[Gluster-devel] Spurious disconnections / connectivity loss

Mon Feb 1 13:45:51 UTC 2010

Daniel Maher wrote:
> Gordan Bobic wrote:
> 
>> That's hardly unexpected. If you are using client-side replicate, I'd 
>> expect to see the bandwidth requirements multiply with the number of 
>> replicas. For all clustered configurations (not limited to glfs) I use 
>> a separate LAN for cluster communication to ensure best possible 
>> throughput/latencies, and specifically in case of glfs, I do server 
>> side replicate so that the replicate traffic gets offloaded to that 
>> private cluster LAN, so the bandwidth requirements to the clients can 
>> be kept down to sane levels.
> 
> If you're willing to describe your setup further, i'd love to hear about 
> it.  I'm currently using client-side replication, and for the reasons of 
> scalability you described, i'd like to move to a server-side replication 
> setup.
> 
> In particular, i'm interested in how you handle the connectivity between 
> the clients and the servers vis-à-vis load balancing (if any) and 
> availability.  For example, in your configuration, how does a given 
> client « know » which server to speak to, and what happens that server 
> becomes inaccessible ?

Since client connections persist, you could use something as naive as 
DNS round-robin load balancing - it'll do a good enough job in most 
cases, if you have lots of clients. In terms of fail-over, that's more 
tricky. NFS over UDP (with unfsd) works relatively gracefully with just 
failing over the IP to one of the surviving servers (use something like 
RedHat Cluster to handle the IP resource fail-over). Unfortunately, glfs 
protocol itself doesn't handle disconnects gracefully - you just end up 
with a "transport end point not connected" and you have to 
umount+remount to get the volume back, which is messy and most 
definitely not transparent. The obvious disadvantage of unfsd is 
performance (and it's pretty dire, no two ways about it), although as I 
mentioned in a thread here a while back, glfs protocol for client 
connection doesn't seem to yield noticable benefits over unfsd, due to 
it's own fuse overheads.

Performance translators help a lot, but unfortunately, last time I 
tested, they destabilized things too much and I had to remove them.
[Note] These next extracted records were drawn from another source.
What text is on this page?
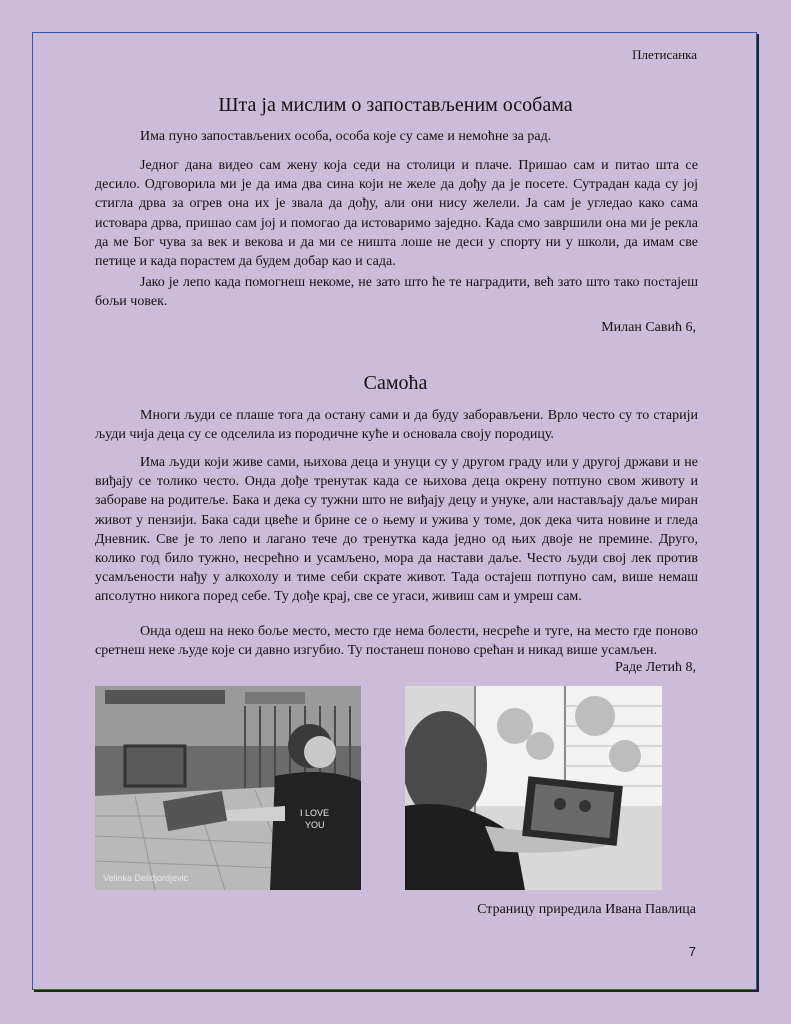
Плетисанка
Шта ја мислим о запостављеним особама

Има пуно запостављених особа, особа које су саме и немоћне за рад.

Једног дана видео сам жену која седи на столици и плаче. Пришао сам и питао шта се десило. Одговорила ми је да има два сина који не желе да дођу да је посете. Сутрадан када су јој стигла дрва за огрев она их је звала да дођу, али они нису желели. Ја сам је угледао како сама истовара дрва, пришао сам јој и помогао да истоваримо заједно. Када смо завршили она ми је рекла да ме Бог чува за век и векова и да ми се ништа лоше не деси у спорту ни у школи, да имам све петице и када порастем да будем добар као и сада.

Јако је лепо када помогнеш некоме, не зато што ће те наградити, већ зато што тако постајеш бољи човек.

Милан Савић 6,
Самоћа

Многи људи се плаше тога да остану сами и да буду заборављени. Врло често су то старији људи чија деца су се одселила из породичне куће и основала своју породицу.

Има људи који живе сами, њихова деца и унуци су у другом граду или у другој држави и не виђају се толико често. Онда дође тренутак када се њихова деца окрену потпуно свом животу и забораве на родитеље. Бака и дека су тужни што не виђају децу и унуке, али настављају даље миран живот у пензији. Бака сади цвеће и брине се о њему и ужива у томе, док дека чита новине и гледа Дневник. Све је то лепо и лагано тече до тренутка када једно од њих двоје не премине. Друго, колико год било тужно, несрећно и усамљено, мора да настави даље. Често људи свој лек против усамљености нађу у алкохолу и тиме себи скрате живот. Тада остајеш потпуно сам, више немаш апсолутно никога поред себе. Ту дође крај, све се угаси, живиш сам и умреш сам.

Онда одеш на неко боље место, место где нема болести, несреће и туге, на место где поново сретнеш неке људе које си давно изгубио. Ту постанеш поново срећан и никад више усамљен.

Раде Летић 8,
I LOVE
YOU
Velinka Delidjordjevic
Страницу приредила Ивана Павлица
7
> I realise that this may not be necessarily be appropriate discussion for 
> the devel mailing list, but iirc, you're not on the user list, hence the 
> reply here.

Yeah, I should probably sign up to the users list at some point. Most of 
my posts are about possible bug reports which wouldn't be particularly 
useful on the users list so I never bothered signing up to it.

Gordan